According to Spadoni, DEP inspected the Bloss Township site in March during an "unannounced" inspection and found that Seneca Resources Corp., of Brookville, had filled nearly 1 acre of "exceptional value" wetland without authorization, improperly built an impoundment, and caused sediment runoff by failing to institute erosion control best management practices.
According to Spadoni, the drilling company had been issued an Erosion and Sediment Control General Permit No. 1, which also was an "expedited" permit to build the fresh water impoundment to support gas well hydrofracturing activities in the area in November 2009, but that they had not put it in the right place, instead it was too close to Johnson Creek flood plain, a wild trout stream.
"They didn't use best practices during the earth moving activities. They had a permit to have it there but it was not built where it was supposed to be built, which was in that area, but it was not to impact any exceptional value wetlands," he said.

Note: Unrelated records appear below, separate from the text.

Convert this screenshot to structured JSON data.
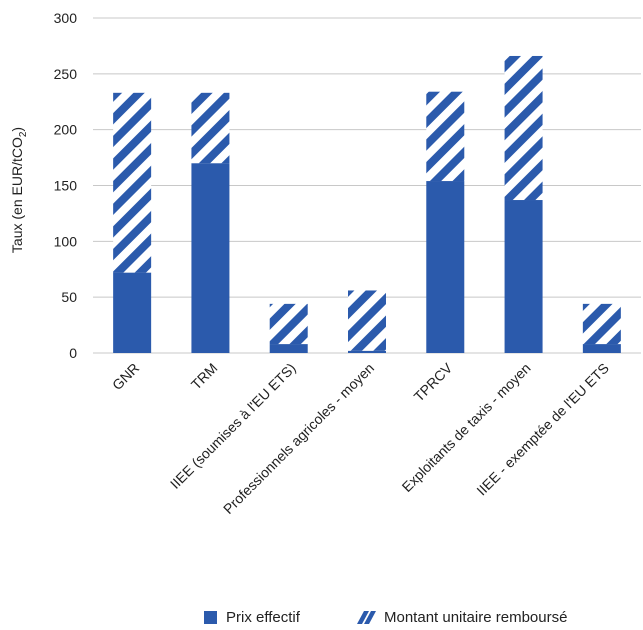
{
  "chart_data": {
    "type": "bar",
    "stacked": true,
    "ylabel": "Taux (en EUR/tCO",
    "ylabel_subscript": "2",
    "ylabel_suffix": ")",
    "ylim": [
      0,
      300
    ],
    "yticks": [
      0,
      50,
      100,
      150,
      200,
      250,
      300
    ],
    "grid": true,
    "legend_position": "bottom",
    "categories": [
      "GNR",
      "TRM",
      "IIEE (soumises à l'EU ETS)",
      "Professionnels agricoles - moyen",
      "TPRCV",
      "Exploitants de taxis - moyen",
      "IIEE - exemptée de l'EU ETS"
    ],
    "series": [
      {
        "name": "Prix effectif",
        "pattern": "solid",
        "color": "#2b5aac",
        "values": [
          72,
          170,
          8,
          2,
          154,
          137,
          8
        ]
      },
      {
        "name": "Montant unitaire remboursé",
        "pattern": "hatched",
        "color": "#2b5aac",
        "values": [
          161,
          63,
          36,
          54,
          80,
          129,
          36
        ]
      }
    ]
  }
}
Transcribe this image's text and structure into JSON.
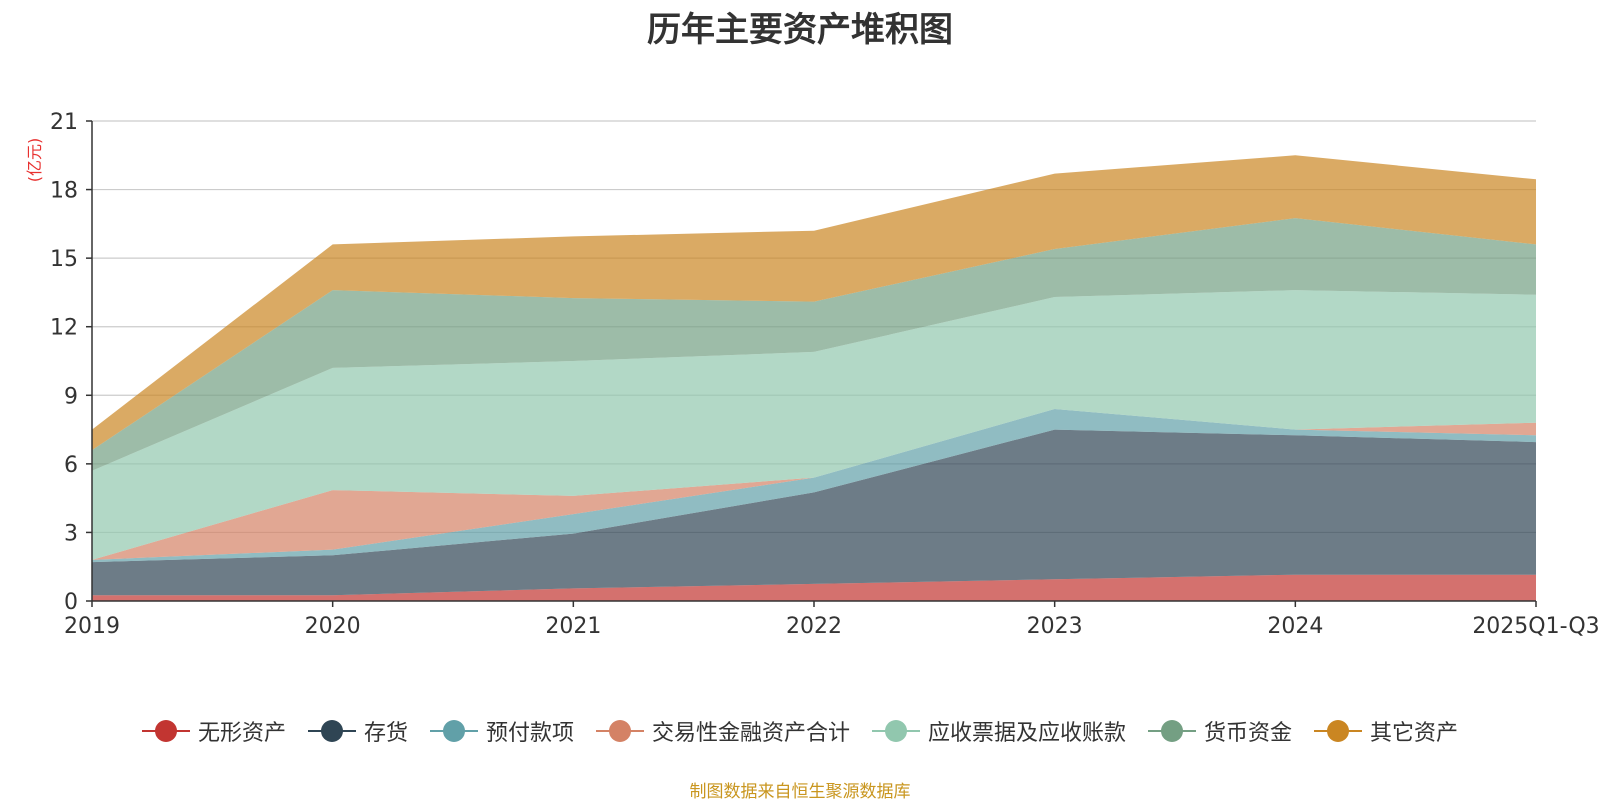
{
  "chart_data": {
    "type": "area",
    "stacked": true,
    "title": "历年主要资产堆积图",
    "unit_label": "(亿元)",
    "source_note": "制图数据来自恒生聚源数据库",
    "categories": [
      "2019",
      "2020",
      "2021",
      "2022",
      "2023",
      "2024",
      "2025Q1-Q3"
    ],
    "yticks": [
      0,
      3,
      6,
      9,
      12,
      15,
      18,
      21
    ],
    "ylim": [
      0,
      21
    ],
    "grid": true,
    "legend_position": "bottom",
    "series": [
      {
        "name": "无形资产",
        "color": "#c23531",
        "values": [
          0.25,
          0.25,
          0.55,
          0.75,
          0.95,
          1.15,
          1.15
        ]
      },
      {
        "name": "存货",
        "color": "#2f4554",
        "values": [
          1.45,
          1.75,
          2.4,
          4.0,
          6.55,
          6.1,
          5.8
        ]
      },
      {
        "name": "预付款项",
        "color": "#61a0a8",
        "values": [
          0.1,
          0.25,
          0.85,
          0.65,
          0.9,
          0.25,
          0.3
        ]
      },
      {
        "name": "交易性金融资产合计",
        "color": "#d48265",
        "values": [
          0.0,
          2.6,
          0.8,
          0.0,
          0.0,
          0.0,
          0.55
        ]
      },
      {
        "name": "应收票据及应收账款",
        "color": "#91c7ae",
        "values": [
          3.9,
          5.35,
          5.9,
          5.5,
          4.9,
          6.1,
          5.6
        ]
      },
      {
        "name": "货币资金",
        "color": "#749f83",
        "values": [
          0.9,
          3.4,
          2.75,
          2.2,
          2.1,
          3.15,
          2.2
        ]
      },
      {
        "name": "其它资产",
        "color": "#ca8622",
        "values": [
          0.9,
          2.0,
          2.7,
          3.1,
          3.3,
          2.75,
          2.85
        ]
      }
    ]
  }
}
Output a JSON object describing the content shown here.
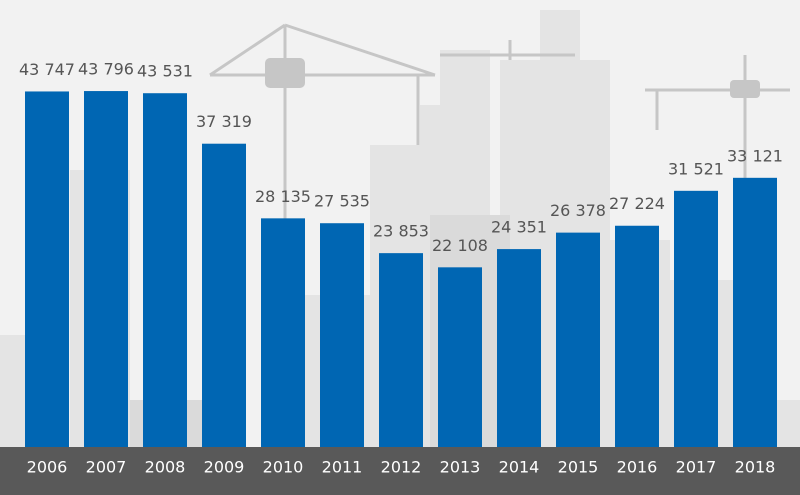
{
  "chart_data": {
    "type": "bar",
    "categories": [
      "2006",
      "2007",
      "2008",
      "2009",
      "2010",
      "2011",
      "2012",
      "2013",
      "2014",
      "2015",
      "2016",
      "2017",
      "2018"
    ],
    "values": [
      43747,
      43796,
      43531,
      37319,
      28135,
      27535,
      23853,
      22108,
      24351,
      26378,
      27224,
      31521,
      33121
    ],
    "value_labels": [
      "43 747",
      "43 796",
      "43 531",
      "37 319",
      "28 135",
      "27 535",
      "23 853",
      "22 108",
      "24 351",
      "26 378",
      "27 224",
      "31 521",
      "33 121"
    ],
    "color": "#0066b3",
    "ylim": [
      0,
      55000
    ]
  }
}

Spadoni explained the way the process works for the expedited permit, is "DEP does an administration completeness review, to make sure all the information and signatures are there, but if that is signed and sealed by a licensed geologist and engineer, the assumption is that everything in the application is correct and in compliance with environmental laws and regulations."
Wetlands are normally home to a number of plants and different types of aquatic animals, Spadoni said.
According to Spadoni, the company was issued a notice of violation and ordered to remove the impoundment.
"We said they would have to submit a wetland restoration and mitigation plan, which they did, we approved it and that is now in process," he added.
Seneca has removed fill from the impacted wetland, but not finished final grading or constructed the new, 0.86-acre exceptional value wetland.
"They may have to bring in and plant certain types of aquatic vegetation," Spadoni said.
The unauthorized fill in a wetland and sediment runoff were violations of the Pennsylvania Clean Streams Law and the Dam Safety and Encroachments Act.
"Wetlands are highly protected in Pennsylvania for a number of reasons, but largely because many plant and animal species depend on them for survival," said DEP North-central Regional Director Nels Taber.
"Beyond that, they improve water quality providing a natural purification system, add to a healthy environment, and help control flooding. It's important that we do everything possible to protect them, that's why DEP requires a permit before a wetland can be impacted."
Exceptional value wetlands receive special protection under DEP's Chapter 105 Dam Safety and Waterway Management regulations based on certain characteristics.